Aqui no Japão mesmo ganhei um da Haruna, que ela comprou
perto do templo dourado.
Ganhei também um origami do Tetsuya em forma de barco,
dentro ele escreveu uma carta explicando a expressão japonesa GOKIGENNYO usada
pelos marinheiros (ele já viajou o mundo trabalhando num navio) essa expressão, segundo ele, não quer dizer adeus. É mais o desejo de uma viagem segura ao seu destino. E de
retorno. Ou somente um olá!
Quando estou iniciando uma viagem e esse pensamento de “e se
o avião cair” vem, peço para que se tiver que acontecer que aconteça na volta
pelo menos, depois da viagem! Mas agora que estou pra voltar peço pra que?
Peço para que os amuletos funcionem!
Acho engraçado esse pensamento sempre vir antes de viajar,
já que a possibilidade de morrer sempre existe todos os dias.
Existem muitas formas idiotas de morrer.
E só dar uma olhada no “Prêmio Darwin”.
Do Wikipédia: Prêmios
Darwin são honras atribuídas de uma forma irônica, cujo nome provém de Charles
Darwin, o criador da teoria da evolução[1]. Estes prêmios são atribuídos de
forma simbólica àqueles que cometeram erros altamente absurdos ou se
descuidaram idioticamente, pondo fim à própria vida ou causando a sua
esterilização[1]. Estes prêmios baseiam-se no pressuposto de que estes
indivíduos, ao se autodestruírem, contribuem para a melhoria do pool genético
humano ao eliminarem os seus "maus" genes[1].

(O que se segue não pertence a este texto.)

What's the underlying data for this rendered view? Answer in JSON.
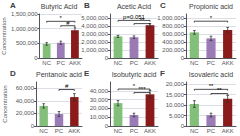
{
  "chart_data": [
    {
      "type": "bar",
      "label": "A",
      "title": "Butyric Acid",
      "ylabel": "Concentration",
      "categories": [
        "NC",
        "PC",
        "AKK"
      ],
      "values": [
        480000,
        520000,
        950000
      ],
      "errors": [
        45000,
        55000,
        80000
      ],
      "colors": [
        "#82c07a",
        "#9b7bb5",
        "#8b1a1a"
      ],
      "ylim": [
        0,
        1500000
      ],
      "yticks": [
        0,
        500000,
        1000000,
        1500000
      ],
      "grid": true,
      "annotations": [
        {
          "from": "NC",
          "to": "AKK",
          "y": 1250000,
          "text": "*"
        },
        {
          "from": "PC",
          "to": "AKK",
          "y": 1100000,
          "text": "#"
        }
      ]
    },
    {
      "type": "bar",
      "label": "B",
      "title": "Acetic Acid",
      "categories": [
        "NC",
        "PC",
        "AKK"
      ],
      "values": [
        2700000,
        2600000,
        4100000
      ],
      "errors": [
        130000,
        160000,
        220000
      ],
      "colors": [
        "#82c07a",
        "#9b7bb5",
        "#8b1a1a"
      ],
      "ylim": [
        0,
        5500000
      ],
      "yticks": [
        0,
        1000000,
        2000000,
        3000000,
        4000000,
        5000000
      ],
      "grid": true,
      "annotations": [
        {
          "from": "NC",
          "to": "AKK",
          "y": 4700000,
          "text": "p=0.051"
        },
        {
          "from": "PC",
          "to": "AKK",
          "y": 4300000,
          "text": "**"
        }
      ]
    },
    {
      "type": "bar",
      "label": "C",
      "title": "Propionic acid",
      "categories": [
        "NC",
        "PC",
        "AKK"
      ],
      "values": [
        640000,
        490000,
        700000
      ],
      "errors": [
        45000,
        55000,
        65000
      ],
      "colors": [
        "#82c07a",
        "#9b7bb5",
        "#8b1a1a"
      ],
      "ylim": [
        0,
        1100000
      ],
      "yticks": [
        0,
        200000,
        400000,
        600000,
        800000,
        1000000
      ],
      "grid": true,
      "annotations": [
        {
          "from": "NC",
          "to": "AKK",
          "y": 920000,
          "text": "*"
        }
      ]
    },
    {
      "type": "bar",
      "label": "D",
      "title": "Pentanoic acid",
      "ylabel": "Concentration",
      "categories": [
        "NC",
        "PC",
        "AKK"
      ],
      "values": [
        32000,
        19000,
        46000
      ],
      "errors": [
        3500,
        4000,
        5500
      ],
      "colors": [
        "#82c07a",
        "#9b7bb5",
        "#8b1a1a"
      ],
      "ylim": [
        0,
        70000
      ],
      "yticks": [
        0,
        20000,
        40000,
        60000
      ],
      "grid": true,
      "annotations": [
        {
          "from": "PC",
          "to": "AKK",
          "y": 58000,
          "text": "#"
        }
      ]
    },
    {
      "type": "bar",
      "label": "E",
      "title": "Isobutyric acid",
      "categories": [
        "NC",
        "PC",
        "AKK"
      ],
      "values": [
        26000,
        12500,
        36000
      ],
      "errors": [
        3000,
        2000,
        4500
      ],
      "colors": [
        "#82c07a",
        "#9b7bb5",
        "#8b1a1a"
      ],
      "ylim": [
        0,
        50000
      ],
      "yticks": [
        0,
        10000,
        20000,
        30000,
        40000
      ],
      "grid": true,
      "annotations": [
        {
          "from": "NC",
          "to": "AKK",
          "y": 42000,
          "text": "*"
        },
        {
          "from": "PC",
          "to": "AKK",
          "y": 38000,
          "text": "***"
        }
      ]
    },
    {
      "type": "bar",
      "label": "F",
      "title": "Isovaleric acid",
      "categories": [
        "NC",
        "PC",
        "AKK"
      ],
      "values": [
        10500,
        5200,
        13000
      ],
      "errors": [
        1600,
        900,
        1600
      ],
      "colors": [
        "#82c07a",
        "#9b7bb5",
        "#8b1a1a"
      ],
      "ylim": [
        0,
        21000
      ],
      "yticks": [
        0,
        5000,
        10000,
        15000,
        20000
      ],
      "grid": true,
      "annotations": [
        {
          "from": "NC",
          "to": "AKK",
          "y": 17500,
          "text": "**"
        },
        {
          "from": "PC",
          "to": "AKK",
          "y": 15500,
          "text": "**"
        }
      ]
    }
  ]
}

“Tem gente que pensa que é uma boa idéia acender um isqueiro
para iluminar um tanque de gasolina, ou existe aquele ladrão que rouba a fiação
elétrica sem desligar a corrente ou ainda o terrorista distraído que abre a
carta-bomba que o correio lhe devolveu, por ter selos a menos!
Sempre tive medo de morrer, pois amo viver, pois tenho medo
de não existir mais, medo de perder a consciência de mim mesmo. De não ser mais
eu.
Então minha forma de aceitar foi procurar alguma explicação
para o desconhecido. Se eu pudesse saber o que vai acontecer depois então eu
poderia aceitar racionalmente o fato de que vou morrer um dia. Como qualquer
pessoa que gosta de manter o controle.
Fui então dar uma olhada num monte de coisas...
A merda é que mesmo fazendo sentido um monte de crenças, até
hoje eu não sei se acredito nelas.
Pois toda crença precisa, ao meu modo de ver, passar por uma
linha que divide o olhar objetivo para a imaginação.
Como o nome mesmo diz, é uma crença.
Não estou negando nenhuma crença para o desconhecido.
Mesmo que tenha gente dizendo que conhece muito bem o
desconhecido. Essa pessoa conhece porque ela acredita em um sistema de crenças.
Mas não somos todos assim?
Não quero entrar nas questões de ciência x religião, crentes
x descrentes. Ao meu modo de entender acho que nós todos acreditamos em alguma
coisa. Eu acredito que estou aqui e
agora, acredito no amor, acredito que sou filho da Marilza e do Miguel.
Acredito também num futuro bom pra mim. Mas não tem como ter certeza, somente
acredito nisso. Isso pode ser chamado de fé? De esperança?
Pode ser que para entender o desconhecido é preciso usar a
imaginação, talvez seja um canal que une os dois lados.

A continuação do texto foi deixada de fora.